IMG_20160615_192106 Metadata extracted from Hillary Clinton's emails
This is a Python dataframe with the data from the previous image, i.e. Hillary Clinton's emails metadata. As we can see, the MetaDataSubject and MetaDataTo fields contain some familiar names and topics that made the news...
At the second natural language processing we analyzed Hillary Clinton's emails, which Diana, our instructor, got from Kaggle -- this was one Kaggle datasets that you can use for data science projects. Each email has many metadata fields, such as Subject, To, From, SenderPersonId etc., and NLTK can help us analyze them all. This was the spring of 2016, when we did not yet fully know what significance those emails will have half a year from then.
This was the second of the four meeting series on natural language processing, hosted by Women Who Code Austin at Rackspace. The instructor, Diana, introduced us to the basics of natural language processing, and see what kinds of simple text analysis we can do with Python Natural Language Tookit (NLTK).

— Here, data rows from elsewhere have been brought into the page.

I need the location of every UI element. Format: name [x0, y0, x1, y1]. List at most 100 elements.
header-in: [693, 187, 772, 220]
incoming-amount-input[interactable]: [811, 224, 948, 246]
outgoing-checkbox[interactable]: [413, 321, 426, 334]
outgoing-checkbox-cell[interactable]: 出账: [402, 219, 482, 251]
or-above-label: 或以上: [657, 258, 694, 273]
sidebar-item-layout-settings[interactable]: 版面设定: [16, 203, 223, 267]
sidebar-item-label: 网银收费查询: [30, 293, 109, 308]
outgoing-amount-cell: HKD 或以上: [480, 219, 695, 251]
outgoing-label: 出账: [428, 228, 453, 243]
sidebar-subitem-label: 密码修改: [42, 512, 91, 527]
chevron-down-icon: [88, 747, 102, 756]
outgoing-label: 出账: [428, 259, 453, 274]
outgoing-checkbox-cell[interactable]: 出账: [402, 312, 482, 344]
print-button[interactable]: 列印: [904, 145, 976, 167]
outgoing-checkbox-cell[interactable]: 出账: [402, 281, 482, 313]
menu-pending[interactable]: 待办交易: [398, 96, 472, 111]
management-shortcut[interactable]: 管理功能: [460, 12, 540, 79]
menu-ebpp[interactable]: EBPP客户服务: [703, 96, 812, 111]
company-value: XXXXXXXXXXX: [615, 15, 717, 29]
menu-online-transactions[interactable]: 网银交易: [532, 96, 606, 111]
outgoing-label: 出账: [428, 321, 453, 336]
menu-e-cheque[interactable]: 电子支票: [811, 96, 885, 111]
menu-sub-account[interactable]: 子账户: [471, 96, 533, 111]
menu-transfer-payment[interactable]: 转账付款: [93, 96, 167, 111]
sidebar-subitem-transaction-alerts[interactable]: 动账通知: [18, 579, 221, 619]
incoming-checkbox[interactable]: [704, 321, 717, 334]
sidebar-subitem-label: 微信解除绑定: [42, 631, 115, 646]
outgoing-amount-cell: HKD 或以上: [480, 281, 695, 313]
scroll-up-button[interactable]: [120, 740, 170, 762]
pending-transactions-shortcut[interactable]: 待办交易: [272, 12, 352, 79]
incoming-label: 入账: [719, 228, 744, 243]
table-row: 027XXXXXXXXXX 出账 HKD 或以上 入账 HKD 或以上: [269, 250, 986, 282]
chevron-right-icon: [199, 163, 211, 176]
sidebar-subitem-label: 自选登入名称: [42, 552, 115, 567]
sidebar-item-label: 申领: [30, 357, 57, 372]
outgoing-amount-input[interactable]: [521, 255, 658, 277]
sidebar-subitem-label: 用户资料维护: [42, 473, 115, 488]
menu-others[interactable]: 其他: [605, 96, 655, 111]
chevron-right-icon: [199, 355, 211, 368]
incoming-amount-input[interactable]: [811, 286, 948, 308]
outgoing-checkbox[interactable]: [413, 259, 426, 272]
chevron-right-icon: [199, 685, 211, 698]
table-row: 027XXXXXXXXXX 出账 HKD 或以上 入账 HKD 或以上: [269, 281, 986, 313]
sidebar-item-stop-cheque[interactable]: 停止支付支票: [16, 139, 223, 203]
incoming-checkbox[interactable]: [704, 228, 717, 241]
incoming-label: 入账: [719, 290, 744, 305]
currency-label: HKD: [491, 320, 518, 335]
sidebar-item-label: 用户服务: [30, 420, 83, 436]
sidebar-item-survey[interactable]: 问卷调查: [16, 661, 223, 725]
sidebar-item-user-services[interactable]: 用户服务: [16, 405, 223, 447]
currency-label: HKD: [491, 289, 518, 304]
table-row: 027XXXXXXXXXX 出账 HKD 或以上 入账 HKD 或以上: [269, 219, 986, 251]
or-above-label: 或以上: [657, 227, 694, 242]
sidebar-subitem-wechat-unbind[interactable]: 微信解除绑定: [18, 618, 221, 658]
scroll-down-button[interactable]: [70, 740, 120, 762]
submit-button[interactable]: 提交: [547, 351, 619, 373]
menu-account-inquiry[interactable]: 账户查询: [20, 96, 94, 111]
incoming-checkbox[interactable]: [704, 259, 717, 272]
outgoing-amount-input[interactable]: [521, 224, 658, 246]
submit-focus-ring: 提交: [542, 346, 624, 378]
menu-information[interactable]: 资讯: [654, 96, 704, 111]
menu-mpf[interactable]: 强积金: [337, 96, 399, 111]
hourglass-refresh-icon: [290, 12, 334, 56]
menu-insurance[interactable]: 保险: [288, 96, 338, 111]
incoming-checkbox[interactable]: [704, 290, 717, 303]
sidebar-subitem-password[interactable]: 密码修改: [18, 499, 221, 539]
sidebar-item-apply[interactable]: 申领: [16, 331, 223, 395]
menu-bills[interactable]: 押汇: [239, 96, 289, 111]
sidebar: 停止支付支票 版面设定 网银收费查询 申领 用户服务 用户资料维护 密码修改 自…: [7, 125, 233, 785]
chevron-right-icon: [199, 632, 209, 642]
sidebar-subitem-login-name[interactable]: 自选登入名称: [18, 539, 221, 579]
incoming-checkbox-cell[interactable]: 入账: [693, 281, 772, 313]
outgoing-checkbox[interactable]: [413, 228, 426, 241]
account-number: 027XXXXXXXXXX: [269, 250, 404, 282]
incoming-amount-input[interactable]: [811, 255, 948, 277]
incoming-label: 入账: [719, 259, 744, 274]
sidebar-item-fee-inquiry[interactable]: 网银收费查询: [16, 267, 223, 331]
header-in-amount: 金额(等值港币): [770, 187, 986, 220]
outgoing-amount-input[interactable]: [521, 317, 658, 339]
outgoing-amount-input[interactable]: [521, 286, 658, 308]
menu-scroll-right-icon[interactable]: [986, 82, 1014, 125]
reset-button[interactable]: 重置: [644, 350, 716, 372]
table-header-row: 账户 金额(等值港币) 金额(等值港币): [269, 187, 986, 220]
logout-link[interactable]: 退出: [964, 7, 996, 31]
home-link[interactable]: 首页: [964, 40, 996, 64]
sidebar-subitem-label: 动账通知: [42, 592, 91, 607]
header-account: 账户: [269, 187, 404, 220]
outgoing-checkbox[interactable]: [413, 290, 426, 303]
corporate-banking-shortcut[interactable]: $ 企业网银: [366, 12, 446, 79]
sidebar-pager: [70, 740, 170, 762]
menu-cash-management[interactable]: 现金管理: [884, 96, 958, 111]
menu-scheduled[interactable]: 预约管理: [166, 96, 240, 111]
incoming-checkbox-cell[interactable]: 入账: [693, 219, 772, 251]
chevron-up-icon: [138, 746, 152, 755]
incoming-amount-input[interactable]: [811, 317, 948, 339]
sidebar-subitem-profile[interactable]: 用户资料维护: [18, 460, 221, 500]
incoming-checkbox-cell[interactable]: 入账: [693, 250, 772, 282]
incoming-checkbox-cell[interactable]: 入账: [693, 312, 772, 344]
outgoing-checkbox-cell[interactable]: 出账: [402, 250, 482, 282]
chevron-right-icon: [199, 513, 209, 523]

Examples of such actions are reading in the text, tokenizing it, and tagging parts of speech, which can involve a lot of interesting ambiguity.
Then we ventured deeper into natural language processing to discuss where and how it is used, including such fields as sentiment analysis. Diana talked about challenges present in those fields, such as for example determining similarity between concepts. We need to be able to handle that so as to extract accurate meanings from texts. This is where ontologies can be handy.